In the old machines, there was an outer wooden bucket.  A metal container sat in the middle of the wooden bucket.  A Paddle fit into the center of the metal container.  The metal container was pre-cooled in the refrigerator.  It was then filled with the ice cream mixture and inserted into the wooden bucket.  The paddle was inserted into the metal container and the top sealed with a lid. The space between the wooden bucket and the metal container was filled with ice and rock salt. Through heat transfer, the ice melted and cooled the ice cream mixture. The crank, or the motor on newer machines, turned the metal bucket.  The paddle remained stationary.  This kept the hardening ice cream off of the outer walls of the metal container.  The turning motion aerated the ice cream and kept it from getting ice crystals in the mixture.  The first ice cream maker was patented in the United States in 1843, and the principles haven't changed much since.  In some modern machines, the hollow space between the ice cream container and the outer walls are filled with a liquid which is pre-frozen by putting the machine in the freezer.  This eliminates the need for the ice and salt, but the process is still very similar to the old fashioned method. 

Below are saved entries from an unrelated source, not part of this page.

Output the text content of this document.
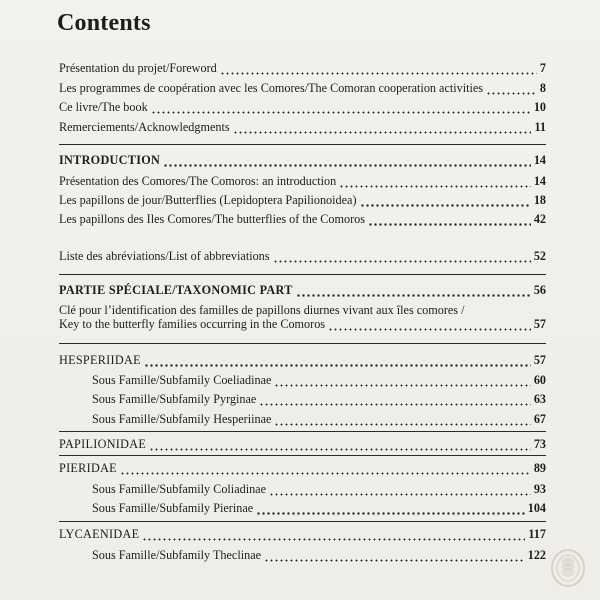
Contents
Présentation du projet/Foreword	7
Les programmes de coopération avec les Comores/The Comoran cooperation activities	8
Ce livre/The book	10
Remerciements/Acknowledgments	11
INTRODUCTION	14
Présentation des Comores/The Comoros: an introduction	14
Les papillons de jour/Butterflies (Lepidoptera Papilionoidea)	18
Les papillons des Iles Comores/The butterflies of the Comoros	42
Liste des abréviations/List of abbreviations	52
PARTIE SPÉCIALE/TAXONOMIC PART	56
Clé pour l’identification des familles de papillons diurnes vivant aux îles comores /
Key to the butterfly families occurring in the Comoros	57
HESPERIIDAE	57
Sous Famille/Subfamily Coeliadinae	60
Sous Famille/Subfamily Pyrginae	63
Sous Famille/Subfamily Hesperiinae	67
PAPILIONIDAE	73
PIERIDAE	89
Sous Famille/Subfamily Coliadinae	93
Sous Famille/Subfamily Pierinae	104
LYCAENIDAE	117
Sous Famille/Subfamily Theclinae	122
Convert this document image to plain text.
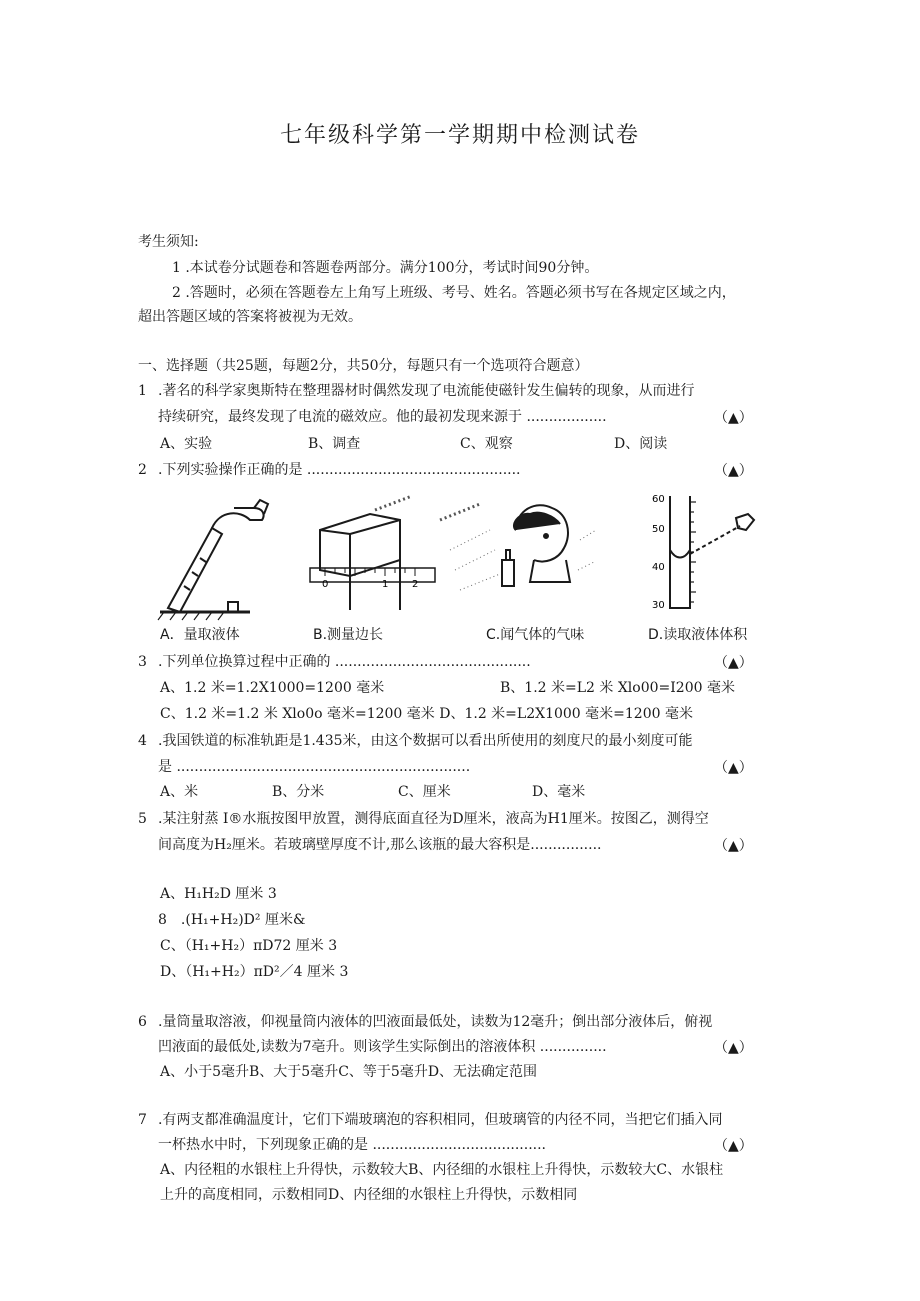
七年级科学第一学期期中检测试卷
考生须知:
1 .本试卷分试题卷和答题卷两部分。满分100分，考试时间90分钟。
2 .答题时，必须在答题卷左上角写上班级、考号、姓名。答题必须书写在各规定区域之内，
超出答题区域的答案将被视为无效。
一、选择题（共25题，每题2分，共50分，每题只有一个选项符合题意）
1 .著名的科学家奥斯特在整理器材时偶然发现了电流能使磁针发生偏转的现象，从而进行
持续研究，最终发现了电流的磁效应。他的最初发现来源于 ..................	（▲）
A、实验	B、调查	C、观察	D、阅读
2 .下列实验操作正确的是 ................................................	（▲）
0	1 2
60
50
40
30
A．量取液体	B.测量边长	C.闻气体的气味	D.读取液体体积
3 .下列单位换算过程中正确的 ............................................	（▲）
A、1.2 米=1.2X1000=1200 毫米	B、1.2 米=L2 米 Xlo00=I200 毫米
C、1.2 米=1.2 米 Xlo0o 毫米=1200 毫米 D、1.2 米=L2X1000 毫米=1200 毫米
4 .我国铁道的标准轨距是1.435米，由这个数据可以看出所使用的刻度尺的最小刻度可能
是 ..................................................................	（▲）
A、米	B、分米	C、厘米	D、毫米
5 .某注射蒸 I®水瓶按图甲放置，测得底面直径为D厘米，液高为H1厘米。按图乙，测得空
间高度为H₂厘米。若玻璃壁厚度不计,那么该瓶的最大容积是................	（▲）
A、H₁H₂D 厘米 3
8　.(H₁+H₂)D² 厘米&
C、（H₁+H₂）πD72 厘米 3
D、（H₁+H₂）πD²／4 厘米 3
6 .量筒量取溶液，仰视量筒内液体的凹液面最低处，读数为12毫升；倒出部分液体后，俯视
凹液面的最低处,读数为7亳升。则该学生实际倒出的溶液体积 ...............	（▲）
A、小于5毫升B、大于5毫升C、等于5毫升D、无法确定范围
7 .有两支都准确温度计，它们下端玻璃泡的容积相同，但玻璃管的内径不同，当把它们插入同
一杯热水中时，下列现象正确的是 .......................................	（▲）
A、内径粗的水银柱上升得快，示数较大B、内径细的水银柱上升得快，示数较大C、水银柱
上升的高度相同，示数相同D、内径细的水银柱上升得快，示数相同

I still have my Dad's recipe for ice cream and it seems to me to be the best I have ever had. Try the vanilla first and if you like it, don't be afraid to add some cut up fruit like peaches or raspberries on your next try. 

Ingredients:

4 Eggs
21/4 Cups Sugar
5 Cups Whole Milk
4 Cups Heavy Cream
41/2 tsp. Vanilla
1/2 tsp. Salt

Preparation:

Beat eggs well and add sugar slowly, while continuing to beat the mixture.  Add the rest of the ingredients and pour into the cooled inner portion of your ice cream maker.  Proceed with the directions that come with your machine and enjoy when done.  (This recipe contains raw eggs, which can cause salmonella, but I never knew a single person who got sick from ice cream.)